Die Mauerkircher Straße entlang blickend erzählt Schön: »Ab 1805 wurde die Isar reguliert, und dann wurde besiedelt. Noch vor 20 Jahren war hier alles Auwald.« Ein paar Meter weiter lautet heute die Frage: Biergarten oder Luxuswohnungen? Gemeint ist das Wirtshaus im Grün Tal, »Ein Beispiel für bürgerschaftliches Engagement«, lobt Schön, denn eine Initiative will die Gastronomie retten. Doch ob’s (finanziell) klappt, ist noch nicht klar. »Der 1. April zur Wiedereröffnung ist jedenfalls ein fiktiver Termin«, so der Referent. Und zur möglichen Bebauung: »Je teurer eine Wohnung, desto leichter ist sie verkaufbar. Aber das gilt nicht nur hier.«

Kritisch begutachtet Schön die Rümelinstraße und den überaus breiten Gehweg: »Hier sind zu viele Flächen versiegelt, die zubetonierten Böden und Asphaltdecken gehören geöffnet.
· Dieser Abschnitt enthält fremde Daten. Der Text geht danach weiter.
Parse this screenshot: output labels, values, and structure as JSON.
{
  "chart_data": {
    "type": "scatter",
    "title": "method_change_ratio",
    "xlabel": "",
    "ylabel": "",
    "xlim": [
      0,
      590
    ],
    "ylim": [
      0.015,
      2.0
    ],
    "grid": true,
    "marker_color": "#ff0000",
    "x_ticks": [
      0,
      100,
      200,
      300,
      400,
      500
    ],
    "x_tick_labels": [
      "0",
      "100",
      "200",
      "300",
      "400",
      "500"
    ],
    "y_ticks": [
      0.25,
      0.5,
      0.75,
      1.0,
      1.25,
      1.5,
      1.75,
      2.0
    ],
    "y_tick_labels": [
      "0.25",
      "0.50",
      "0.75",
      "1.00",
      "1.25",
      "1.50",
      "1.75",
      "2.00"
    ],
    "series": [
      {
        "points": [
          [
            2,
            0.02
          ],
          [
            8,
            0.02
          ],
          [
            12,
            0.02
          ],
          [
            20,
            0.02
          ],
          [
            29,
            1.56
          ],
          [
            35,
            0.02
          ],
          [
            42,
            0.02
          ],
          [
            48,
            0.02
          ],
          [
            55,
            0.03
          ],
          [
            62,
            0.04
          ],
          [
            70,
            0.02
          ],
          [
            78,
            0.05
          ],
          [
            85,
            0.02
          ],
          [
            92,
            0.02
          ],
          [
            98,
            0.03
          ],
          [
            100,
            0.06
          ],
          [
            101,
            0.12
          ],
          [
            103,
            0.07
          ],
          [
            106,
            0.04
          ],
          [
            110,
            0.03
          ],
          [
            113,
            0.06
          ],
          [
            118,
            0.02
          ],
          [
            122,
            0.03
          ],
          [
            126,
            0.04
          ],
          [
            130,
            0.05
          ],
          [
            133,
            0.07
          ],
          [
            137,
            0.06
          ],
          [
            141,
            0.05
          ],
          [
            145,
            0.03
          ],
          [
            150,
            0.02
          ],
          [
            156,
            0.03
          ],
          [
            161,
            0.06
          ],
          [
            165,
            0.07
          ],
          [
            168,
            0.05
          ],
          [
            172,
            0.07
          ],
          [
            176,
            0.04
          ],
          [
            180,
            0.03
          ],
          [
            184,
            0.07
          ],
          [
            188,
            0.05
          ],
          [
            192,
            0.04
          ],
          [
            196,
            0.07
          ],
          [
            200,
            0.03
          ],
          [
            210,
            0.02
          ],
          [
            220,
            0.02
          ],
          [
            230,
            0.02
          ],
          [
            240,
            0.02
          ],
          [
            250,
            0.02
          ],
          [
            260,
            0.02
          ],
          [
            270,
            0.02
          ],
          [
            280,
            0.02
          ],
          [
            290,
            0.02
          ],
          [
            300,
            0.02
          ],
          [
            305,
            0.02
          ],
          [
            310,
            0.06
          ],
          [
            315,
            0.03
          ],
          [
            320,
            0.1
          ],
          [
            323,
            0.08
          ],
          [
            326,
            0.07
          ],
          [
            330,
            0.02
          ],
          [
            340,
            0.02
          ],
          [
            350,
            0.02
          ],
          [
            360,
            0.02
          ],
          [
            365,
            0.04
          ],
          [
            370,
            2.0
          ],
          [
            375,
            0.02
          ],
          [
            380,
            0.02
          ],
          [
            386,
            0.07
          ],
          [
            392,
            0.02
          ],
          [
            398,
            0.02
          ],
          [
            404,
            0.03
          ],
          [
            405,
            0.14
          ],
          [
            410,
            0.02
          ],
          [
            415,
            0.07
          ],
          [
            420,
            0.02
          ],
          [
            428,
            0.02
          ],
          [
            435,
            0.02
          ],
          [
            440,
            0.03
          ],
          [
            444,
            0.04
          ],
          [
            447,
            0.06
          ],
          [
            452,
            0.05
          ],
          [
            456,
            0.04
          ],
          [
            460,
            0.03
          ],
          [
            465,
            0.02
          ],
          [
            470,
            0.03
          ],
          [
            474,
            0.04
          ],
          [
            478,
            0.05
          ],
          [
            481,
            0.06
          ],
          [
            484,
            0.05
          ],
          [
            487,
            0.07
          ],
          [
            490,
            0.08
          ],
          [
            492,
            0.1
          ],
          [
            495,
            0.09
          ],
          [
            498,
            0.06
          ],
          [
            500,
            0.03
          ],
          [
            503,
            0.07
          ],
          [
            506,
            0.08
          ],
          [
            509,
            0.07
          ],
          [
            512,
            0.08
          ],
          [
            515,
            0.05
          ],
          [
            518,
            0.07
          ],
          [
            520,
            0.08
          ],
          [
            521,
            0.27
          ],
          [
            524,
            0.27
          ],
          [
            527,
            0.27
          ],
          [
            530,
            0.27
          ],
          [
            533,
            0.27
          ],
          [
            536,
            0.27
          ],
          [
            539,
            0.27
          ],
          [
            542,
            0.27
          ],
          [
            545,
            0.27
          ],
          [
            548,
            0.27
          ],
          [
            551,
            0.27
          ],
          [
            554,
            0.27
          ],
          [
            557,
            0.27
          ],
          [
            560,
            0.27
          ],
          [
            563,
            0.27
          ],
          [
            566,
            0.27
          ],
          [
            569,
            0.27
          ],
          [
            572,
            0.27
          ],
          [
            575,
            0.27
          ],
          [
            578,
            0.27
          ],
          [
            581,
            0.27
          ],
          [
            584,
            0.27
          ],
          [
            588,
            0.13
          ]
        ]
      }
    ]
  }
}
München braucht Bäume, Bäume und noch mehr Bäume. Denn viele ehemalige Grundstücke mit großen Gärten werden dicht mit Mehrfamilienhäusern bebaut, es gibt also immer weniger Grün.« Diese und andere Veränderungen bezeichnet der Fachmann als »schleichende Umwandlung, mal in wenigen Jahren, mal in Jahrzehnten«. Und zur Nachfrage wegen der Finanzierung angesichts der angespannten städtischen Etatlage: »Das muss auch auf die Anlieger umgelegt werden.«

Je weiter man die parallel zur Isar verlaufende Pienzenauer Straße Richtung Mittlerer Ring vorangeht, desto klarer wird die »schleichende Umwandlung«: Mehrfamiliengebäude dominieren. Sehenswerte Ausnahme ist die Adresse Thomas-Mann-Allee 10. Der Schriftsteller selbst ließ sein Haus 1952 abreißen, Mann verkaufte das Grundstück. Ein Nachfolgebau mit »äußerlicher Rekonstruktion« ersetzte vor fünf Jahren die Villa des Nobelpreisträgers – ein optisches Juwel im Herzogpark, für Bogenhausen, für München.